Either approach is fraught with political risk. Zero-COVID was never only about the successful suppression of the virus; it was also meant to be living proof of a superior system of governance – one that values human life, unlike the supposedly callous and feckless ways of the so-called democratic West. The fashioning of an ideological battlefront out of the COVID-19 pandemic has raised the geopolitical stakes of zero-COVID considerably and unnecessarily. With each passing day that China clings to a zero-COVID strategy, the gap with countries adopting a living-with-COVID strategy grows wider. It appears unlikely that China would surrender this ideological stare-down by accepting COVID-19 as endemic.

As such, the principal dilemma facing China’s government concerns politics rather than public health: lose ideological face or suffer the adverse (economic) consequences of (self-imposed) isolation. At present, China seems to view the former as a bigger loss than the latter. Perhaps this is what playing the geopolitical long game looks like.

It is appropriate also to acknowledge the domestic politics of COVID-19. In countries like the U.S. and U.K., response measures became an immediate ideological fault line. Then-president Donald Trump in the United States offered up a veritable torrent of embarrassing gaffes and regretful moments, including insisting that the virus would disappear in a matter of months (in early 2020), suggesting that injecting bleach might cure it, and hawking other unproven and even dangerous treatments. To this day, resisting mandates to wear a mask or receiving a vaccine is seen by many on the political right as an ideological statement – even a declaration of personal freedom against an Orwellian government. The politicization of the virus and measures to contain it are by no means unique to any single country. At the global level, however, there seems to be China on one end of the COVID-19 response spectrum and most other countries moving towards the other end.

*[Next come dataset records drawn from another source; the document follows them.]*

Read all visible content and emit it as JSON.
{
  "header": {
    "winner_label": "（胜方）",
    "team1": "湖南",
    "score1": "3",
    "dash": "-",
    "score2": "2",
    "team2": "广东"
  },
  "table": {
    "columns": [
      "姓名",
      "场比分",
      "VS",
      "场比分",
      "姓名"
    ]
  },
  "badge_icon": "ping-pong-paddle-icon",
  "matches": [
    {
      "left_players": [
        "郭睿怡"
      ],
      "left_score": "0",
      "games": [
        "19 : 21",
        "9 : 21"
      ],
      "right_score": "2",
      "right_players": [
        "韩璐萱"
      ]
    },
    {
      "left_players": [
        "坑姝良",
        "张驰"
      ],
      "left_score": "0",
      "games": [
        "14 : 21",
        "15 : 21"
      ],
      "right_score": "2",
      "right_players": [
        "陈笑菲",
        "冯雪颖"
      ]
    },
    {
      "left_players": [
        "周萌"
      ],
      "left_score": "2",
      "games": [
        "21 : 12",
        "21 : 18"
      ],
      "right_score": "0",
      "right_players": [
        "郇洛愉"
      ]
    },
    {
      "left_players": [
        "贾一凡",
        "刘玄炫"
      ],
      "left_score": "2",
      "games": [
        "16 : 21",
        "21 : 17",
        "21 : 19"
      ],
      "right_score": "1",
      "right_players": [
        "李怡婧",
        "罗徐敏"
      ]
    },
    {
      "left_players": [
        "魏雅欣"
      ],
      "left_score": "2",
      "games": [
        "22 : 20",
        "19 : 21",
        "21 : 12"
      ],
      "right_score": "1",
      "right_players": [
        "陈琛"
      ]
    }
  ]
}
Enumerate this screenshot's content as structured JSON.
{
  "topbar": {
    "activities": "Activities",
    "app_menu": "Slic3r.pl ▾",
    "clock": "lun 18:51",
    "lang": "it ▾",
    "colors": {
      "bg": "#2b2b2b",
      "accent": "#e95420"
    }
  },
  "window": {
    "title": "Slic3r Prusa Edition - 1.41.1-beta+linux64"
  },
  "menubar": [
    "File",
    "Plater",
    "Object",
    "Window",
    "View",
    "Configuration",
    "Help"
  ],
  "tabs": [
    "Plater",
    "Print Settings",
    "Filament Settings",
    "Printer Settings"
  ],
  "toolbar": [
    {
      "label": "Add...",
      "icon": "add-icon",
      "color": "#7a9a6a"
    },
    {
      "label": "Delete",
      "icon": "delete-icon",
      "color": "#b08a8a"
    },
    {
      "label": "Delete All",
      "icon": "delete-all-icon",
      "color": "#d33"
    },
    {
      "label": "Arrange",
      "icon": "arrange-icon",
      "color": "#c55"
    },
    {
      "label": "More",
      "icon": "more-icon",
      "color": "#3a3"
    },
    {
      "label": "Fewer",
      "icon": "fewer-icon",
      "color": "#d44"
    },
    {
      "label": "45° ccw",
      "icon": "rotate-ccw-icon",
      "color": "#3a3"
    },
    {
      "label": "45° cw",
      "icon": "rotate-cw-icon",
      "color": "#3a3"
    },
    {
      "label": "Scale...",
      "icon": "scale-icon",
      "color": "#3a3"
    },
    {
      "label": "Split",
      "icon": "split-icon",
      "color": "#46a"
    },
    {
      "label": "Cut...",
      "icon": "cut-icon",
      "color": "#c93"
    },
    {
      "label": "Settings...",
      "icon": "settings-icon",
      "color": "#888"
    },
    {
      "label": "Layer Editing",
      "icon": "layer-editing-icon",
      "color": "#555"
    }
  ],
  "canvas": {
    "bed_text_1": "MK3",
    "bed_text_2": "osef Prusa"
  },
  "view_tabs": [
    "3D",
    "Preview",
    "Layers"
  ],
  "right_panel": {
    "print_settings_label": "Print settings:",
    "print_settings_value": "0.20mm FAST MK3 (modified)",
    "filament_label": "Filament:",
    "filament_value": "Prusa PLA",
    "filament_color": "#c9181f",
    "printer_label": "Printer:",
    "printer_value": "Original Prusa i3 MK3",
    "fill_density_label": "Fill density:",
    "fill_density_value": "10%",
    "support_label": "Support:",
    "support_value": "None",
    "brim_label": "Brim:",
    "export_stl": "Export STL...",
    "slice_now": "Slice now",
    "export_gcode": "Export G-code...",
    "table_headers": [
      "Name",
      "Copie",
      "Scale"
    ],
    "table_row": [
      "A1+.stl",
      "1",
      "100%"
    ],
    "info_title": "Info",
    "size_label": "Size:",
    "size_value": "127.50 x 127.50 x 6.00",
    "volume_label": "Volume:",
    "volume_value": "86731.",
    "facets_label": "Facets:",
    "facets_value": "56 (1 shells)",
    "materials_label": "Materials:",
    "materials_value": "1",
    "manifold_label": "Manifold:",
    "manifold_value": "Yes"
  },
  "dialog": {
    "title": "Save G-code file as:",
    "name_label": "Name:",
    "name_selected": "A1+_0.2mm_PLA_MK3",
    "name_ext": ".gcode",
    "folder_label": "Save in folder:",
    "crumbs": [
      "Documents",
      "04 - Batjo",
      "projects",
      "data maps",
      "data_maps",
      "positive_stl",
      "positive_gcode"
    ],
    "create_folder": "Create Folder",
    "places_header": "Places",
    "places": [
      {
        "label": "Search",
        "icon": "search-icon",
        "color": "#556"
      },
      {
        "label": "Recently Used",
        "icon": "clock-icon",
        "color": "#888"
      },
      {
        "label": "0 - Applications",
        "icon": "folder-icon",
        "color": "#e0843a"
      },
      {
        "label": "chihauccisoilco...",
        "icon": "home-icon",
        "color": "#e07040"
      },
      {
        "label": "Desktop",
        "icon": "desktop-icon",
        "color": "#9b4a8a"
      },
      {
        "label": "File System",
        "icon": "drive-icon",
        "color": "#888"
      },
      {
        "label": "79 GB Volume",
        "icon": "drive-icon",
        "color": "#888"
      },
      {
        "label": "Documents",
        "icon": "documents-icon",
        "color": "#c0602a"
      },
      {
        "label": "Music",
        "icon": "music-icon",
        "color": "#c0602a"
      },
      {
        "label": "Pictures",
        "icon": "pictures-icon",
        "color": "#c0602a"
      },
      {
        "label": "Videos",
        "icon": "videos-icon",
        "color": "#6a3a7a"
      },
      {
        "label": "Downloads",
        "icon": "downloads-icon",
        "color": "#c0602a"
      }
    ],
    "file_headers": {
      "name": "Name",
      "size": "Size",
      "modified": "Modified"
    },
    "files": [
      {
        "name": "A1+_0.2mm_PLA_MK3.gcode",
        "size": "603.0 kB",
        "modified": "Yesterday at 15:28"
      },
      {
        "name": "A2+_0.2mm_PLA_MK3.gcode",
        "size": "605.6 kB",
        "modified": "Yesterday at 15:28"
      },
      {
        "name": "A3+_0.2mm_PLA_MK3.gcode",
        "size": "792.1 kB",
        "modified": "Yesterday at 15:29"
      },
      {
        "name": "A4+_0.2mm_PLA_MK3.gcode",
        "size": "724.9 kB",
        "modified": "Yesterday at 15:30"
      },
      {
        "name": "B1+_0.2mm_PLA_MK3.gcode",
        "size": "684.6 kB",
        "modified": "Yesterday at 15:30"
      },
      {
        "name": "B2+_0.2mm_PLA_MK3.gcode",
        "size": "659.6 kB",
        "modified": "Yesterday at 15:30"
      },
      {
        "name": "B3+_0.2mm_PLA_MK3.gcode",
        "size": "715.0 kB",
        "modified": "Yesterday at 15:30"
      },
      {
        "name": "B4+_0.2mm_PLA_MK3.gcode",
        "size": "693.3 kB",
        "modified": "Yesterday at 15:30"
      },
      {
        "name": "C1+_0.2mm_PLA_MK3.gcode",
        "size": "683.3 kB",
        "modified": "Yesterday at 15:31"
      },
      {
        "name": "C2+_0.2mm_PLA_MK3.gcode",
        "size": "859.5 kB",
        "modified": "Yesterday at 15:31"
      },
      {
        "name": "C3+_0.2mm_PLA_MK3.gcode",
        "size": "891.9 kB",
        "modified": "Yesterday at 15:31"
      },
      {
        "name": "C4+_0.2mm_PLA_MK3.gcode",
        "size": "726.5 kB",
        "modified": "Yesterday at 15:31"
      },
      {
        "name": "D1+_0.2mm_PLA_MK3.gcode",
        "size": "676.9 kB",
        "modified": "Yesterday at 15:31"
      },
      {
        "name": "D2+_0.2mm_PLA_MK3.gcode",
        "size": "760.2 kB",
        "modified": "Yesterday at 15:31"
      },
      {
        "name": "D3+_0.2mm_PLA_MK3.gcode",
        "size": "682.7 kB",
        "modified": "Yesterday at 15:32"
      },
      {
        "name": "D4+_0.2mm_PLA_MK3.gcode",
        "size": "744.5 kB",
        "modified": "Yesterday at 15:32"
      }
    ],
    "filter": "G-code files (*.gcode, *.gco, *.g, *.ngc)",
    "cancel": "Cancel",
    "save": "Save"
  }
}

Finally, the challenge of China’s dilemma is further evident when reflecting on the concept of sunk cost. The sunk cost bias may lead officials to avoid “wasting” previous efforts by altering COVID-19 containment strategy; they are therefore more likely to persist with harsh measures to maintain zero infections than to squander their early success suppressing the virus. This bias can extend to individuals as well. Those who have personally sacrificed by avoiding travel for holidays or to see family, and in more severe instances by losing their jobs and businesses, may not enjoy seeing years of effort rendered meaningless if a living-with-COVID-19 posture is adopted. This domestic issue imposes a difficult extra layer on the aforementioned dilemma. How China handles this situation should provide important lessons for addressing future pandemics.